A manufacturing who understood the Customs regulations and arranged his global sourcing accordingly saved 16.5% in tariff cost while sourcing some of his spandex and knit fabric globally.
The item in question is a woman’s tank top. The garment is constructed from two fabrics. The upper back and shoulder straps are constructed of 90 percent nylon and 10 percent spandex lace like knit fabric. The front panel, lower back panel and capping are constructed of 98 percent cotton and 2 percent spandex rib knit fabric. The garment features a scooped front neckline, a racer style back neckline, 1-1/4 inch wide shoulder straps, self-fabric capping around the neckline and armholes and a hemmed bottom. The garment extends from the shoulders to below the waist but not to mid-thigh.
Because the garment is constructed of two different fabrics, Customs applies Harmonized Tariff Schedule of the United States ("HTSUS") General Rule of Interpretation ("GRI") 3(b), which states that garments will be classified by the component which gives them their essential character. Customs determines, in this case, that the cotton/spandex component of the garment imparts the essential character to the garment. With that settled, Customs determines that the applicable subheading will be HTSUS 6109.10.0060, which provides for T-shirts, singlets, tank tops and similar garments, knitted or crocheted: Of cotton: Women’s: Tank tops: Women’s. The duty rate is 16.5% ad valorem.
The manufacturing operations are as follows:
- The cotton/spandex fabric: The yarn is produced in the United States or a DR-CAFTA country; the fabric is knitted in Guatemala.
- The nylon/spandex lace-like open work fabric is manufactured in China.
- The spandex yarn used in the lace like fabric is produced in Asia.
- spandex in the rib knit fabric is formed and finished in the United States.
- sewing thread is manufactured in Honduras.
- fabrics are cut, sewn and assembled in Guatemala.
- garment is exported directly from Guatemala to the U.S.
General Note ("GN") 29, HTSUS, sets forth the criteria for determining whether a good is originating under the DR-CAFTA. General Note 29(b), HTSUS, (19 U.S.C. § 1202) states, in pertinent part, that:
For the purposes of this note, subject to the provisions of subdivisions (c), (d), (m) and (n) thereof, a good imported into the customs territory of the United States is eligible for treatment as an originating good under the terms of this note if—
(i)the good is a good wholly obtained or produced entirely in the territory of one or more of the parties to the Agreement;
(ii) the good was produced entirely in the territory of one or more of the parties to the Agreement, and— (A) each of the nonoriginating materials used in the production of the good undergoes an applicable change in tariff classification specified in subdivision (n) of this note; or (B) the good otherwise satisfies any applicable regional value content or other requirements specified in subdivision (n) of this note; and the good satisfies all other applicable requirements of this note; or
(iii) the good was produced entirely in the territory of one or more of the parties to the Agreement exclusively from originating materials.

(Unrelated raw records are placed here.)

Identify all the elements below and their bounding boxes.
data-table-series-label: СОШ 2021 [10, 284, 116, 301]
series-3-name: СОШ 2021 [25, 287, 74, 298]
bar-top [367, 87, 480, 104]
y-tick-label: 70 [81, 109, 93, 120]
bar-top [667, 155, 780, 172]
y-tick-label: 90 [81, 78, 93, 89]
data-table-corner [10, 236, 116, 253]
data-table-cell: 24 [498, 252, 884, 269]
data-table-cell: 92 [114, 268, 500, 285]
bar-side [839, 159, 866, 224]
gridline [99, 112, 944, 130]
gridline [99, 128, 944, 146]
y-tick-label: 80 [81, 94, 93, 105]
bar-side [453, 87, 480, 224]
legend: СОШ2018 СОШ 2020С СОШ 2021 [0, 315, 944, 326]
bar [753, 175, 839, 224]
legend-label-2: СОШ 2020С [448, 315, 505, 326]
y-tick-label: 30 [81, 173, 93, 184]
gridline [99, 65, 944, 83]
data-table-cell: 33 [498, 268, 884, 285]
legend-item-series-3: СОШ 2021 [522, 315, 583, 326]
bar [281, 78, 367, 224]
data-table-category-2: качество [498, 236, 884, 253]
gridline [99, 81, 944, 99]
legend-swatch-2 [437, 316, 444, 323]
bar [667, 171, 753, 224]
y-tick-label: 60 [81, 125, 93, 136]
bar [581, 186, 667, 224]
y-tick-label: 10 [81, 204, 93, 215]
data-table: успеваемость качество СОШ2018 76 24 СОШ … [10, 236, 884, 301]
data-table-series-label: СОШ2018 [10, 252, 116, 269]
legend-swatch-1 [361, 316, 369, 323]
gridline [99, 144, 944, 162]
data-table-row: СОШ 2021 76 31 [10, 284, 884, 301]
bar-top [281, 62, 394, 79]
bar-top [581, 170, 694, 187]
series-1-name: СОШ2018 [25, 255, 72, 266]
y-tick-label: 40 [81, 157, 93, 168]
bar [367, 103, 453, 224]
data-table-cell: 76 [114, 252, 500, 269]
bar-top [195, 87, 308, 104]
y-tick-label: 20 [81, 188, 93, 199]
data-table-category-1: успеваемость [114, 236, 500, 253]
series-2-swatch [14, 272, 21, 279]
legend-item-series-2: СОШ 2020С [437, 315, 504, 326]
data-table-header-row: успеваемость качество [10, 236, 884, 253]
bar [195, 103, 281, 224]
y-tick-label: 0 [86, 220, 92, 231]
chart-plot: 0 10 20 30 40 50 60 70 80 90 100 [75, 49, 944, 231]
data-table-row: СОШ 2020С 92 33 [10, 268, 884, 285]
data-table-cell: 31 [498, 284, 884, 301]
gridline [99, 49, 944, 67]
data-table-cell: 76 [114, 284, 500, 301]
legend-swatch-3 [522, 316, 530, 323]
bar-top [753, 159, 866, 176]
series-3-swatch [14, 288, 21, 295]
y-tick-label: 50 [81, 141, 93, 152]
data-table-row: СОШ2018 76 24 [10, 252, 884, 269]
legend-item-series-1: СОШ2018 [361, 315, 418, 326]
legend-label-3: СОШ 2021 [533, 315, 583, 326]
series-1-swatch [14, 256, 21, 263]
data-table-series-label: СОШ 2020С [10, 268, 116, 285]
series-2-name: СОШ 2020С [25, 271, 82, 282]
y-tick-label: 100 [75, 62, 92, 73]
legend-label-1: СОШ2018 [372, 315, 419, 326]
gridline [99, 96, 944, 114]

As the good contains non-originating materials, it would have to undergo an applicable change in tariff classification in order to meet the requirements of GN 29(b)(ii)(A). General Note 29 (n), Chapter 61, Chapter rule 2 states:
For purposes of determining whether a good of this chapter is originating, the rule applicable to that good shall only apply to the component that determines the tariff classification of the good and such component must satisfy the tariff change requirements set out in that rule for that good.
The component that determines the classification is the cotton/spandex rib knit fabric. Since it is determined to be originating, it does not need to meet the terms of the tariff shift.
GN 29(d)(i), HTSUS, also states in pertinent part,
A textile or apparel good containing elastomeric yarns in the component of the good that determines the classification of the good shall be considered to be originating good only if such yarns are wholly formed in the territory of the party to the Agreement.
The elastomeric yarn in the component that determines the classification is formed and finished in the United States.
General Note 29 (n), Chapter 61, Chapter rule 4 states:
Notwithstanding chapter rule 2 to this chapter, a good of this chapter containing sewing thread of headings 5204, 5401 and 5508 shall be considered originating only if such sewing thread is both formed from yarns and finished in the territory of one or more of the parties to the Agreement.
The sewing thread used to assemble both garments will be formed and finished in one or more of the parties to the Agreement.
Based on the facts provided, Customs ruled that the tank tops qualify for DR-CAFTA preferential treatment, because they meet the requirements of HTSUS General Note 29(b)(ii)(A). The merchandise will be entitled to a free rate of duty under the DR-CAFTA.